Hair: Now I, myself, have a “thing” for either long, well-kept locs or a fresh cut with that perfect line. Yes! But hair preference varies vastly from one woman to the next. Whatever style you decide upon should at the least be kept clean. Even a grungy Justin-Bobby ‘do is deserving of some shampoo every now and then.
Scent: Mmmmm, there’s nothing more sexy than a nice-looking, well-dressed man who smells good. A woman’s sense of smell is very sensitive and closely tied to memory. Surprise us with a subtle spritz of something good, and watch us embrace you just a little bit tighter when we hug. Note: Please don’t get trigger happy, spraying every limb and ligament. If I can’t breathe when you walk into the room, the date won’t last long.
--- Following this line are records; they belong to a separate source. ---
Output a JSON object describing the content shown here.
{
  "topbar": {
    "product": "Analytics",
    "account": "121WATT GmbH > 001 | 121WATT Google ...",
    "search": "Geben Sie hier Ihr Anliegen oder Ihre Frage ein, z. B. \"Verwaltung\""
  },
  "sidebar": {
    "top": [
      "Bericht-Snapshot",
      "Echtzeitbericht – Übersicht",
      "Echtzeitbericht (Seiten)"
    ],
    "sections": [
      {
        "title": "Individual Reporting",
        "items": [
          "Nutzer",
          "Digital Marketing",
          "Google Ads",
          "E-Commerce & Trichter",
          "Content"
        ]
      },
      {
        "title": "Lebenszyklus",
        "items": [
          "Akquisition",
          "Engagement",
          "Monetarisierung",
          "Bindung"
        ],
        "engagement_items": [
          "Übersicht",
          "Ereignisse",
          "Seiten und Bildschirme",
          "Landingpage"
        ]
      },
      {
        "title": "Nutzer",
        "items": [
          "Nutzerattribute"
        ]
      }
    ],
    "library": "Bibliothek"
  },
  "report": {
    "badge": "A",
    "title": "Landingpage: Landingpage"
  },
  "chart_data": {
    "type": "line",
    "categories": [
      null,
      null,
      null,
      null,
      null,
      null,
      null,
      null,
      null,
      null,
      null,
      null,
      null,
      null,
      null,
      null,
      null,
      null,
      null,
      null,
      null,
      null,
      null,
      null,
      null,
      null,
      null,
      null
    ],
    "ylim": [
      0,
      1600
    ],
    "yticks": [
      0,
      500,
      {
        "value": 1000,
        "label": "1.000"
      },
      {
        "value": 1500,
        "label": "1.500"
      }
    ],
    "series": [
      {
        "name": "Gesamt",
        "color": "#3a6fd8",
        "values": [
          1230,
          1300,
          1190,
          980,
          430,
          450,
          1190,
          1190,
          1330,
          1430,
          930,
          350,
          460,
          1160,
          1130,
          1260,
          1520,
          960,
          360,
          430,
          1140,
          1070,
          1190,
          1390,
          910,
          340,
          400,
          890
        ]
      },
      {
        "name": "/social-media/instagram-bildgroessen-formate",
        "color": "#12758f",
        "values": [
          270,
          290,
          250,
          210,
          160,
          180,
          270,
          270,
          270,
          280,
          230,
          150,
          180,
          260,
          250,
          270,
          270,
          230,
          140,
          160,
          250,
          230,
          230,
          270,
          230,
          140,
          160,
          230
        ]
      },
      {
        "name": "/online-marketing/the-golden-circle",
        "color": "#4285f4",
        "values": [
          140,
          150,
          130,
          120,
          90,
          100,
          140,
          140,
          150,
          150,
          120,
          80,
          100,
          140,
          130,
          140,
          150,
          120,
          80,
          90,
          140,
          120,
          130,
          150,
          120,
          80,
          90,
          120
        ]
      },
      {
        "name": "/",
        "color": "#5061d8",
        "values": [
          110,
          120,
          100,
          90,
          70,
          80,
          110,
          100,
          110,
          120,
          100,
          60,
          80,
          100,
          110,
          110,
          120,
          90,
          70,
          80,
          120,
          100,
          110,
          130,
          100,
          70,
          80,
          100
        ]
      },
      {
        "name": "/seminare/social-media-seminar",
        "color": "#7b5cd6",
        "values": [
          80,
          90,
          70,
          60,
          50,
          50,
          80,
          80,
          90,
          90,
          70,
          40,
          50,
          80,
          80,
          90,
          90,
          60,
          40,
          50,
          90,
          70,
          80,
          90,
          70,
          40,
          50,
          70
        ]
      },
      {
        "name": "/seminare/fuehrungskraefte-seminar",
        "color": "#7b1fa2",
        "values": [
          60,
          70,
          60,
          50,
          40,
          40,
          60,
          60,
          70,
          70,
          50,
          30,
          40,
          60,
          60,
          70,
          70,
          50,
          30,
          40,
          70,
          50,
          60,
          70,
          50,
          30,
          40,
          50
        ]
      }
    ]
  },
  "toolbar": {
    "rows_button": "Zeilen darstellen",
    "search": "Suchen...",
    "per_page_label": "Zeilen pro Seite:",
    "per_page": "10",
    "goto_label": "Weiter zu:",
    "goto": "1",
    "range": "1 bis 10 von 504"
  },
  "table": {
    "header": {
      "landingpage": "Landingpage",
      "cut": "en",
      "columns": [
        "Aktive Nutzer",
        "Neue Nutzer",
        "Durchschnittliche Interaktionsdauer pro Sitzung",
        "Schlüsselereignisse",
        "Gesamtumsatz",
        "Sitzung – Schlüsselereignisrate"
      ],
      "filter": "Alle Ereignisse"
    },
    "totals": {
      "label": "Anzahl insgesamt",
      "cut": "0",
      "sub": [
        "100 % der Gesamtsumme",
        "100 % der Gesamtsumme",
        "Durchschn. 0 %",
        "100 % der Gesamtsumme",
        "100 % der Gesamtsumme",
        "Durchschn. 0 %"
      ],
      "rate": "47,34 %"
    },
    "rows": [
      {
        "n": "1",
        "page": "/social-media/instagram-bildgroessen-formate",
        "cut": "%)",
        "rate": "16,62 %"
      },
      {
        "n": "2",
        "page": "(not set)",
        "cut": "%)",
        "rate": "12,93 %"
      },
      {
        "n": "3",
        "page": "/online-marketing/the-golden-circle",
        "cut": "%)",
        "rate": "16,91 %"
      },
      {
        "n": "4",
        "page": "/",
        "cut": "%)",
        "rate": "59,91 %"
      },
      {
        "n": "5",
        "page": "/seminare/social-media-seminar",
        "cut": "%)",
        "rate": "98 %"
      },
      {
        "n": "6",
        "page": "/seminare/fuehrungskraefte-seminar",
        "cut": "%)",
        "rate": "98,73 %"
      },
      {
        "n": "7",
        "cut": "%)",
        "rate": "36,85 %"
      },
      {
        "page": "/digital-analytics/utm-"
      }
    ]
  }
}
Feet: I don’t care too much if my boo is a construction worker or high level executive–bad feet are bad business. Granted, I’m not looking for a man who has a standing bi-weekly Chocolate Pedicure appointment, but guys should be conscious of your man-toes. Please, pull out the nail file and clippers every once in a while, because scratching your woman up under the covers won’t get you far.
Attitude: At the end of the day, guys, we don’t expect you to be “fashionistos,” but we do appreciate a positive attitude, open mind and willingness to put half as much thought and effort into your appearance as we do ours. Be fair. We don’t always wear skin-tight dresses and five-inch heels because we want to; it’s a temporary compromise we make to look good for ourselves and you! Return the favor, why don’t you, and step ya game up . . . Match our Fly!